There's no possibility of "social (not biology)" learning. Any learning theory that works off the assumption that social is independent of biology entails a contradiction and necessarily precludes all possibility of knowledge because that contradiction is carried into every effort to make sense of the world. You can't say you're seeing something in the world that can't possibly exist. That's dumb. Why would you try to fix something (criminology) by adopting bad things at a higher level of analysis that disregards everything at lower levels? Well, if you read the chapters on the lower levels, you see why.
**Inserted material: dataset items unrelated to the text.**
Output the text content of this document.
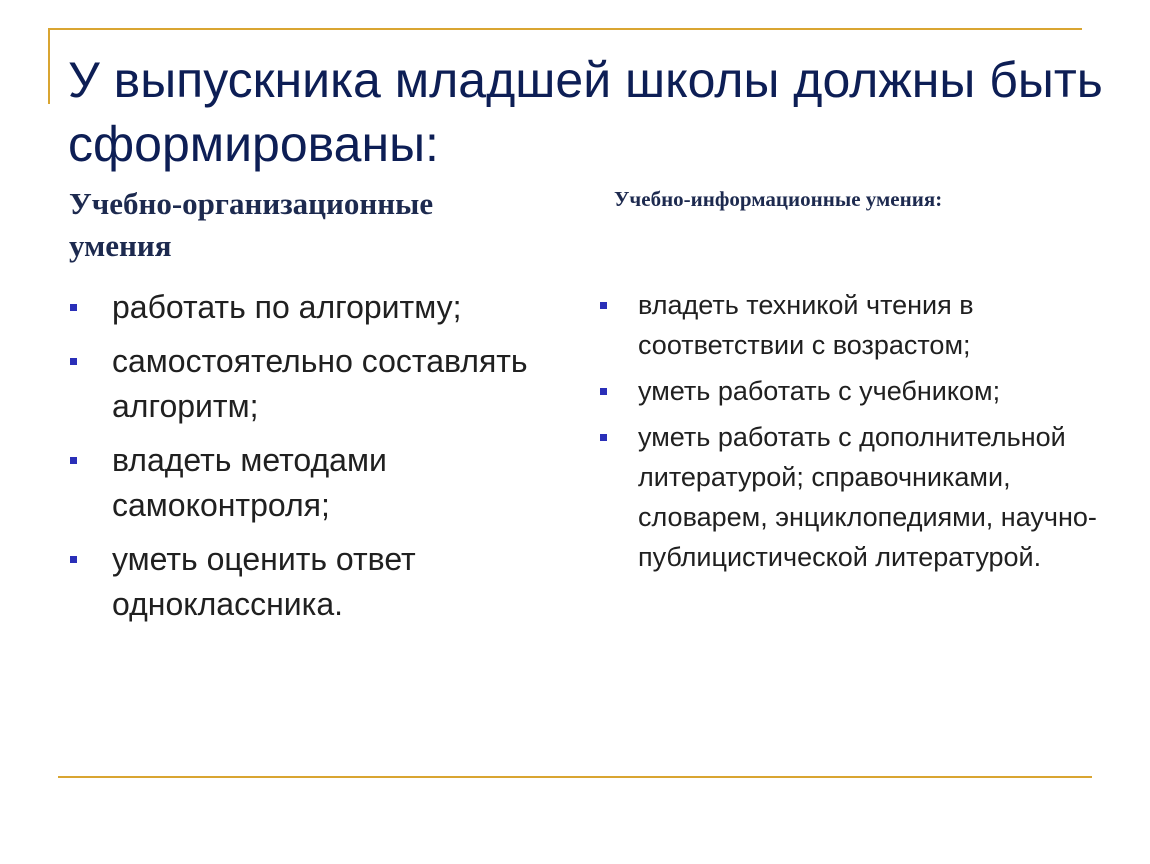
У выпускника младшей школы должны быть сформированы:
Учебно-организационные умения
Учебно-информационные умения:
работать по алгоритму;
самостоятельно составлять алгоритм;
владеть методами самоконтроля;
уметь оценить ответ одноклассника.
владеть техникой чтения в соответствии с возрастом;
уметь работать с учебником;
уметь работать с дополнительной литературой; справочниками, словарем, энциклопедиями, научно-публицистической литературой.
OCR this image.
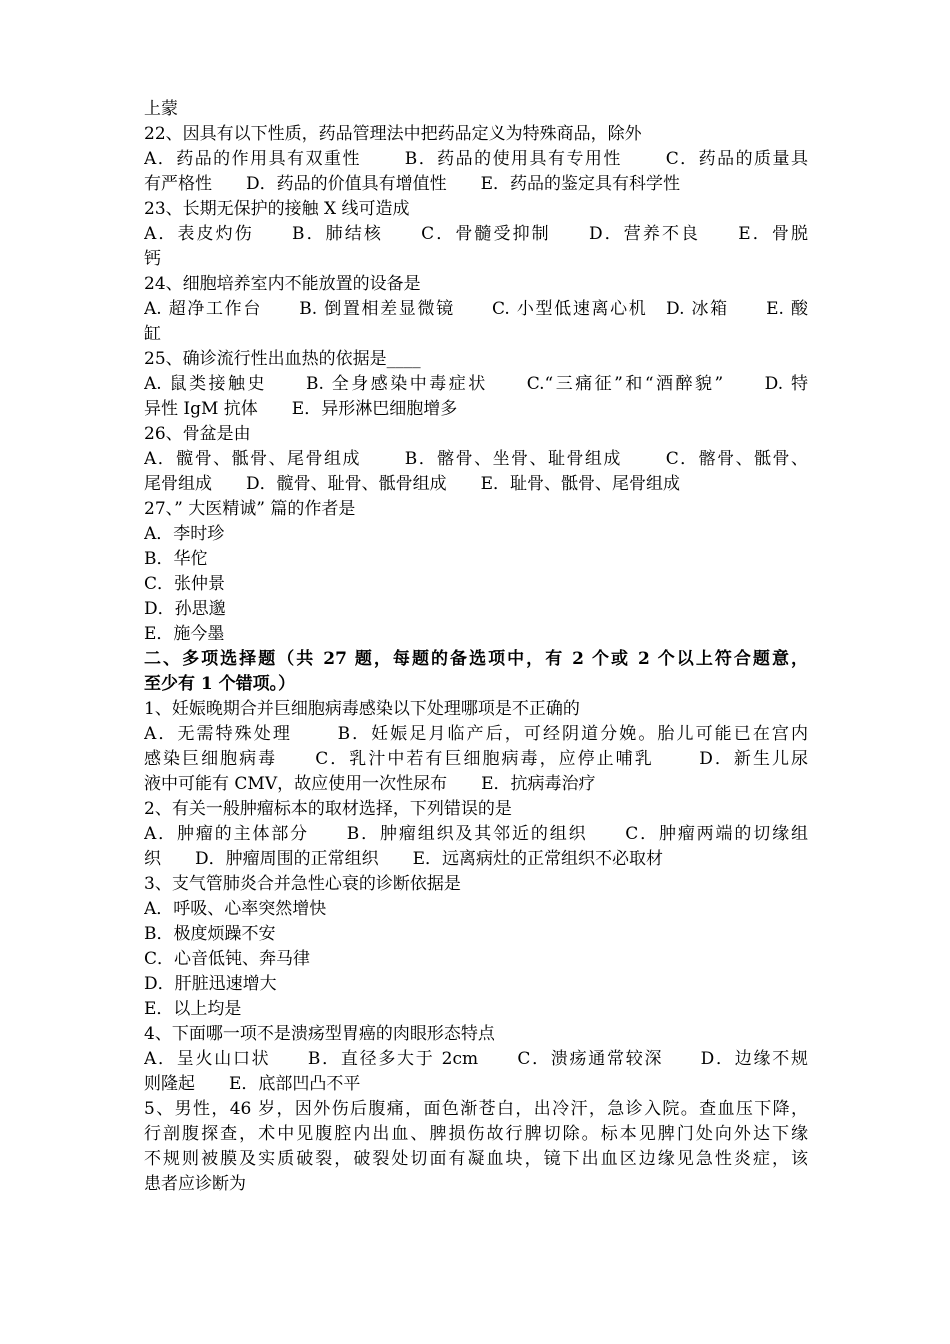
上蒙
22、因具有以下性质，药品管理法中把药品定义为特殊商品，除外
A．药品的作用具有双重性　　 B．药品的使用具有专用性　　 C．药品的质量具
有严格性　　D．药品的价值具有增值性　　E．药品的鉴定具有科学性
23、长期无保护的接触 X 线可造成
A．表皮灼伤　　B．肺结核　　C．骨髓受抑制　　D．营养不良　　E．骨脱
钙
24、细胞培养室内不能放置的设备是
A. 超净工作台　　B. 倒置相差显微镜　　C. 小型低速离心机　D. 冰箱　　E. 酸
缸
25、确诊流行性出血热的依据是____
A. 鼠类接触史　　B. 全身感染中毒症状　　C.“三痛征”和“酒醉貌”　　D. 特
异性 IgM 抗体　　E．异形淋巴细胞增多
26、骨盆是由
A．髋骨、骶骨、尾骨组成　　 B．髂骨、坐骨、耻骨组成　　 C．髂骨、骶骨、
尾骨组成　　D．髋骨、耻骨、骶骨组成　　E．耻骨、骶骨、尾骨组成
27、” 大医精诚” 篇的作者是
A．李时珍
B．华佗
C．张仲景
D．孙思邈
E．施今墨
二、多项选择题（共 27 题，每题的备选项中，有 2 个或 2 个以上符合题意，
至少有 1 个错项。）
1、妊娠晚期合并巨细胞病毒感染以下处理哪项是不正确的
A．无需特殊处理　　 B．妊娠足月临产后，可经阴道分娩。胎儿可能已在宫内
感染巨细胞病毒　　C．乳汁中若有巨细胞病毒，应停止哺乳　　 D．新生儿尿
液中可能有 CMV，故应使用一次性尿布　　E．抗病毒治疗
2、有关一般肿瘤标本的取材选择，下列错误的是
A．肿瘤的主体部分　　B．肿瘤组织及其邻近的组织　　C．肿瘤两端的切缘组
织　　D．肿瘤周围的正常组织　　E．远离病灶的正常组织不必取材
3、支气管肺炎合并急性心衰的诊断依据是
A．呼吸、心率突然增快
B．极度烦躁不安
C．心音低钝、奔马律
D．肝脏迅速增大
E．以上均是
4、下面哪一项不是溃疡型胃癌的肉眼形态特点
A．呈火山口状　　B．直径多大于 2cm　　C．溃疡通常较深　　D．边缘不规
则隆起　　E．底部凹凸不平
5、男性，46 岁，因外伤后腹痛，面色渐苍白，出冷汗，急诊入院。查血压下降，
行剖腹探查，术中见腹腔内出血、脾损伤故行脾切除。标本见脾门处向外达下缘
不规则被膜及实质破裂，破裂处切面有凝血块，镜下出血区边缘见急性炎症，该
患者应诊断为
You don't have to look further than the individual organism level of analysis to see what I'm getting at. The author doesn't seem to understand the point of the theoretical constructs that play key roles in personality psychology(5fm) and intelligence work(g). The author also does some weirdness around intelligence research where he pretends it's an open question as to whether or not it actually involves genuine measurement of intelligence, is biased etc. Questions that were dealt with forever ago. Even the APA admits intelligence tests aren't biased (see Intelligence Knowns and Unknowns).

He seems to think the lower levels are the dubious and icky realities, when, in reality, the goober goop of the sociologist and the criminologist are the fishy bodies of knowledge and thought. I thought the added complexity made understanding more difficult? Crazy how that disappears when it's inconvenient.